Accessoirement au niveau programme, le candidat vert souffre de la mauvaise image de son parti qui a plusieurs causes : le fiasco de la participation gouvernementale (qui laissera comme seule trace la marionnette des guignols de leur cheftaine caricaturée en adolescente attardée), la cacophonie médiatique pitoyable des parlementaires verts qui se concurrencent pour savoir qui sera le plus ridicule et la totale déconnexion de ce parti vis-à-vis des réalités de la population (en faisant une fixette sur des débats sociétaux explosifs, débats qui se révèlent malheureusement contre-productifs). Tout cela additionné au parasitage d’une élection européenne difficile.

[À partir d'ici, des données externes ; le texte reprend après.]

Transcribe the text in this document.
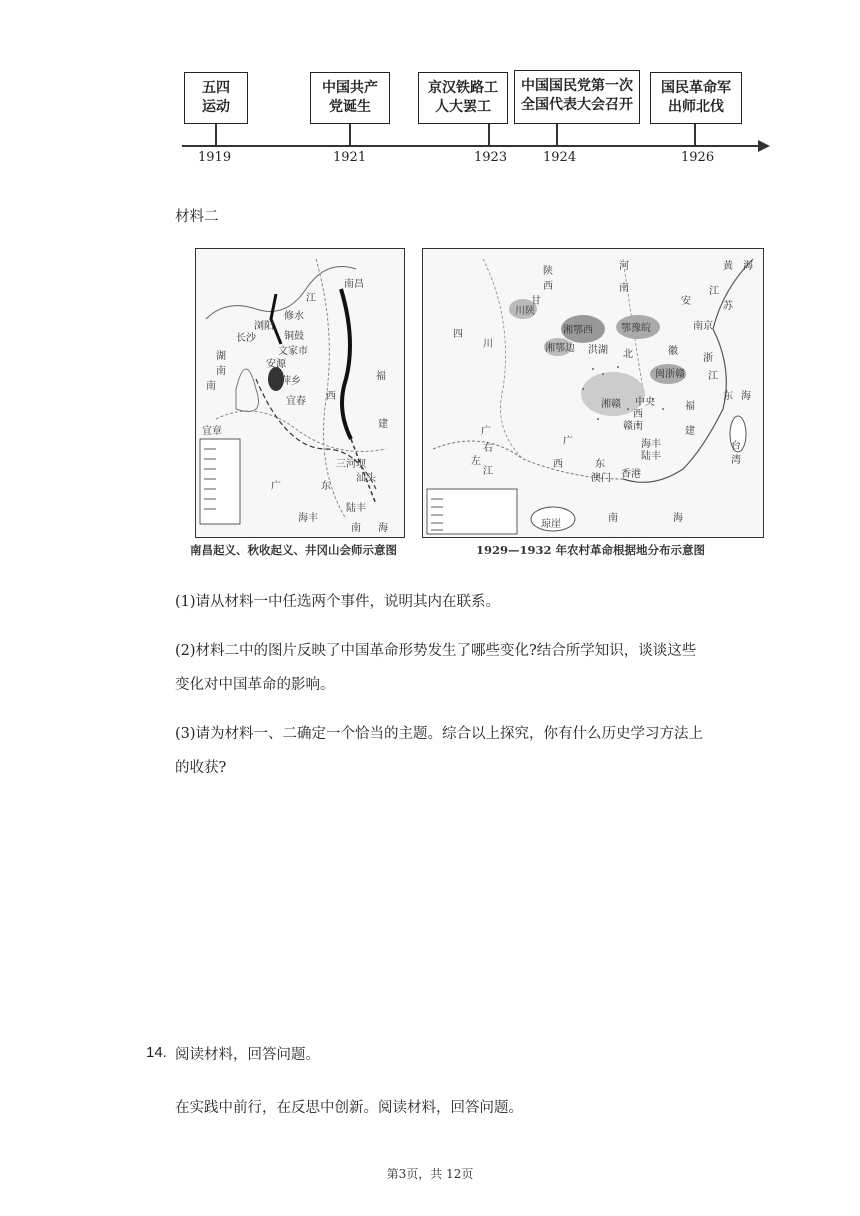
五四
运动
1919
中国共产
党诞生
1921
京汉铁路工
人大罢工
1923
中国国民党第一次
全国代表大会召开
1924
国民革命军
出师北伐
1926
材料二
江
修水
铜鼓
浏阳
文家市
长沙
安源
萍乡
南昌
宜春 西
福
建
广	东
三河坝
汕头
海丰
陆丰
南 海
南
宜章
湖
南
南昌起义、秋收起义、井冈山会师示意图
黄 海
陕
西
甘
河
南
安
江
苏
南京
四
川
川陕
湘鄂西	鄂豫皖
洪湖 北	徽
浙
江
湘鄂边
湘赣 中央
闽浙赣
西
赣南
东 海
福
建
台
湾
广
西
左
右
江
广
东
海丰
陆丰
香港
澳门
南	海
琼崖
1929—1932 年农村革命根据地分布示意图
(1)请从材料一中任选两个事件，说明其内在联系。
(2)材料二中的图片反映了中国革命形势发生了哪些变化?结合所学知识，谈谈这些
变化对中国革命的影响。
(3)请为材料一、二确定一个恰当的主题。综合以上探究，你有什么历史学习方法上
的收获?
14. 阅读材料，回答问题。
在实践中前行，在反思中创新。阅读材料，回答问题。
第3页，共 12页
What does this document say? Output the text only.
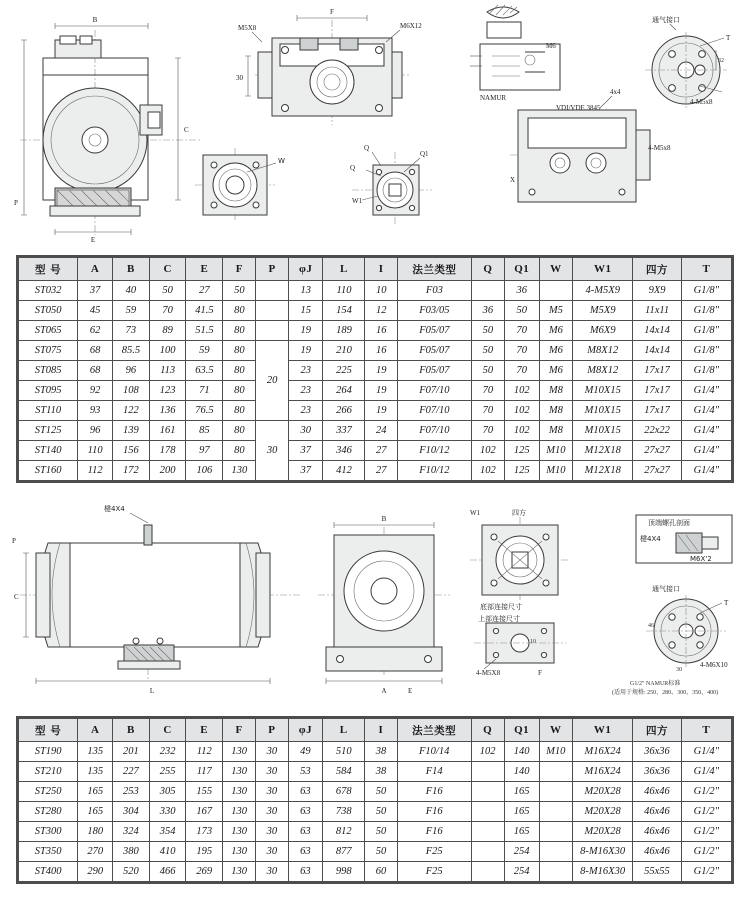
B
C
E
P
F
30
M5X8	M6X12
W
Q
W1
Q1
Q
M6
NAMUR
4x4
VDI/VDE 3845
4-M5x8
X
T
4-M5x8
通气接口
32
型 号	A	B	C	E	F	P	φJ	L	I	法兰类型	Q	Q1	W	W1	四方	T
ST032	37	40	50	27	50		13	110	10	F03		36		4-M5X9	9X9	G1/8"
ST050	45	59	70	41.5	80		15	154	12	F03/05	36	50	M5	M5X9	11x11	G1/8"
ST065	62	73	89	51.5	80		19	189	16	F05/07	50	70	M6	M6X9	14x14	G1/8"
ST075	68	85.5	100	59	80	20	19	210	16	F05/07	50	70	M6	M8X12	14x14	G1/8"
ST085	68	96	113	63.5	80		23	225	19	F05/07	50	70	M6	M8X12	17x17	G1/8"
ST095	92	108	123	71	80		23	264	19	F07/10	70	102	M8	M10X15	17x17	G1/4"
ST110	93	122	136	76.5	80		23	266	19	F07/10	70	102	M8	M10X15	17x17	G1/4"
ST125	96	139	161	85	80	30	30	337	24	F07/10	70	102	M8	M10X15	22x22	G1/4"
ST140	110	156	178	97	80		37	346	27	F10/12	102	125	M10	M12X18	27x27	G1/4"
ST160	112	172	200	106	130		37	412	27	F10/12	102	125	M10	M12X18	27x27	G1/4"
楗4X4
C
P
L
B
A	E
W1	四方
底部连接尺寸
上部连接尺寸
4-M5X8	F
顶端螺孔剖面
楗4X4
M6X'2
通气接口
T
4-M6X10
46
30
10
G1/2" NAMUR标准
(适用于规格: 250、280、300、350、400)
型 号	A	B	C	E	F	P	φJ	L	I	法兰类型	Q	Q1	W	W1	四方	T
ST190	135	201	232	112	130	30	49	510	38	F10/14	102	140	M10	M16X24	36x36	G1/4"
ST210	135	227	255	117	130	30	53	584	38	F14		140		M16X24	36x36	G1/4"
ST250	165	253	305	155	130	30	63	678	50	F16		165		M20X28	46x46	G1/2"
ST280	165	304	330	167	130	30	63	738	50	F16		165		M20X28	46x46	G1/2"
ST300	180	324	354	173	130	30	63	812	50	F16		165		M20X28	46x46	G1/2"
ST350	270	380	410	195	130	30	63	877	50	F25		254		8-M16X30	46x46	G1/2"
ST400	290	520	466	269	130	30	63	998	60	F25		254		8-M16X30	55x55	G1/2"
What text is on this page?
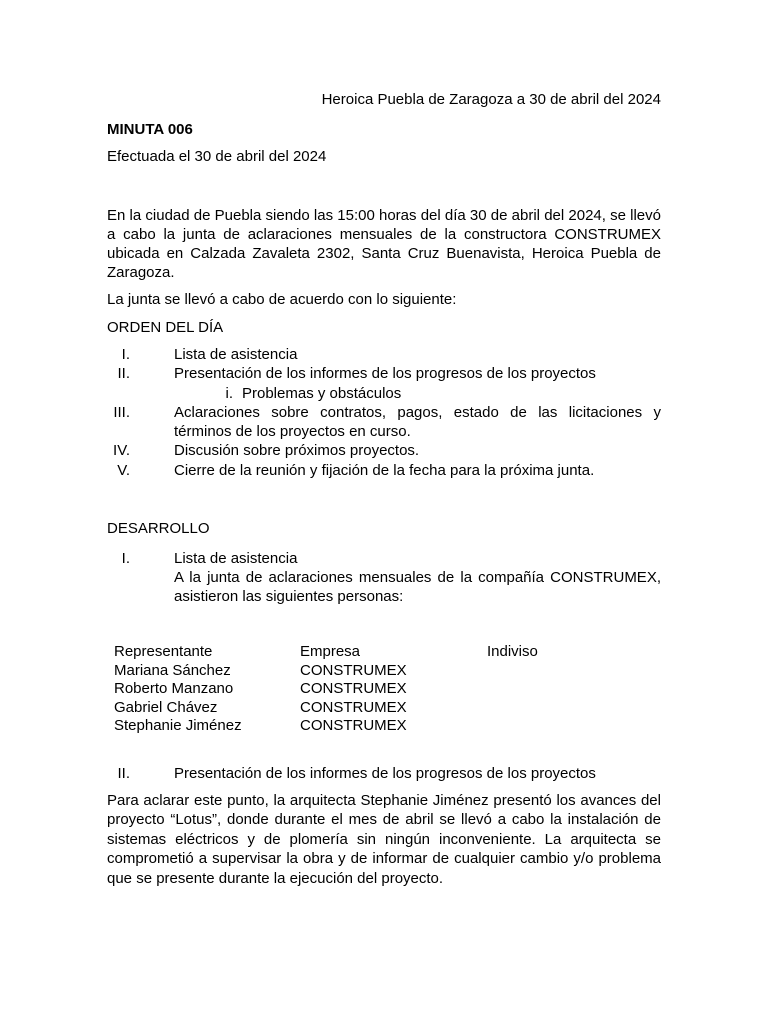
Heroica Puebla de Zaragoza a 30 de abril del 2024

MINUTA 006

Efectuada el 30 de abril del 2024

En la ciudad de Puebla siendo las 15:00 horas del día 30 de abril del 2024, se llevó a cabo la junta de aclaraciones mensuales de la constructora CONSTRUMEX ubicada en Calzada Zavaleta 2302, Santa Cruz Buenavista, Heroica Puebla de Zaragoza.

La junta se llevó a cabo de acuerdo con lo siguiente:

ORDEN DEL DÍA

I.	Lista de asistencia
II.	Presentación de los informes de los progresos de los proyectos
i. Problemas y obstáculos
III.	Aclaraciones sobre contratos, pagos, estado de las licitaciones y términos de los proyectos en curso.
IV.	Discusión sobre próximos proyectos.
V.	Cierre de la reunión y fijación de la fecha para la próxima junta.

DESARROLLO

I.	Lista de asistencia
A la junta de aclaraciones mensuales de la compañía CONSTRUMEX, asistieron las siguientes personas:
Representante	Empresa	Indiviso
Mariana Sánchez	CONSTRUMEX	
Roberto Manzano	CONSTRUMEX	
Gabriel Chávez	CONSTRUMEX	
Stephanie Jiménez	CONSTRUMEX	
II.	Presentación de los informes de los progresos de los proyectos

Para aclarar este punto, la arquitecta Stephanie Jiménez presentó los avances del proyecto “Lotus”, donde durante el mes de abril se llevó a cabo la instalación de sistemas eléctricos y de plomería sin ningún inconveniente. La arquitecta se comprometió a supervisar la obra y de informar de cualquier cambio y/o problema que se presente durante la ejecución del proyecto.
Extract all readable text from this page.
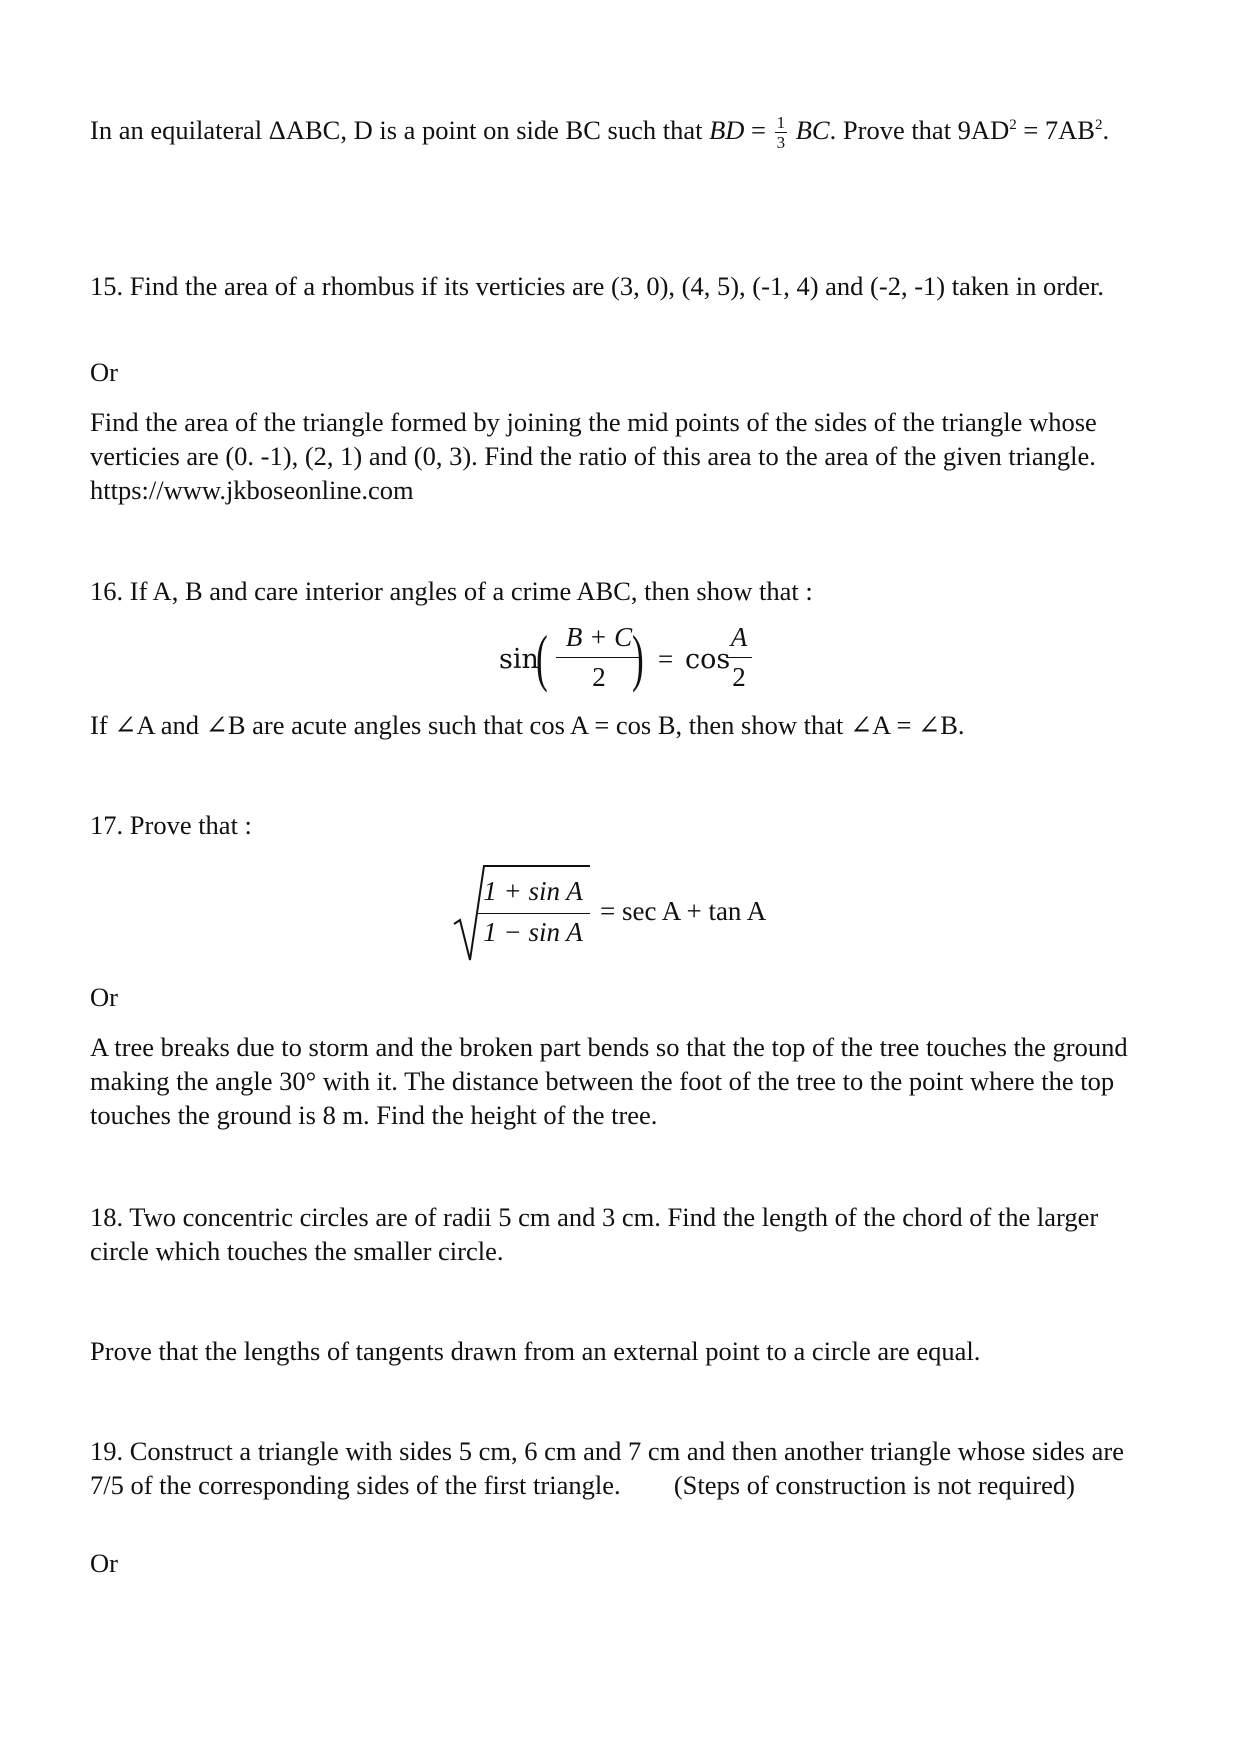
In an equilateral ΔABC, D is a point on side BC such that BD = $\frac{1}{3}$ BC. Prove that $9AD^2 = 7AB^2$.

15. Find the area of a rhombus if its verticies are (3, 0), (4, 5), (-1, 4) and (-2, -1) taken in order.

Or

Find the area of the triangle formed by joining the mid points of the sides of the triangle whose verticies are (0. -1), (2, 1) and (0, 3). Find the ratio of this area to the area of the given triangle. https://www.jkboseonline.com

16. If A, B and care interior angles of a crime ABC, then show that :

sin
( B + C
2 ) = cos
A
2

If ∠A and ∠B are acute angles such that cos A = cos B, then show that ∠A = ∠B.

17. Prove that :

1 + sin A
1 − sin A
= sec A + tan A

Or

A tree breaks due to storm and the broken part bends so that the top of the tree touches the ground making the angle 30° with it. The distance between the foot of the tree to the point where the top touches the ground is 8 m. Find the height of the tree.

18. Two concentric circles are of radii 5 cm and 3 cm. Find the length of the chord of the larger circle which touches the smaller circle.

Prove that the lengths of tangents drawn from an external point to a circle are equal.

19. Construct a triangle with sides 5 cm, 6 cm and 7 cm and then another triangle whose sides are 7/5 of the corresponding sides of the first triangle. (Steps of construction is not required)

Or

Comment dans cet environnement réussir à convaincre qu’un député vert de plus changerait quelque chose ? D’autant plus lorsque l’on sait que quelle que soit la couleur du député élu, à part au niveau de la répartition de l’enveloppe parlementaire ça ne changera rien. Dans tous les cas le gouvernement continuera sur la même voie.

 

Chronique signée par Julien Faessel, ancien secrétaire d’Europe Ecologie les Verts à Toulouse que vous retrouverez un jeudi sur deux sur Toulouse Infos ou sur son blog .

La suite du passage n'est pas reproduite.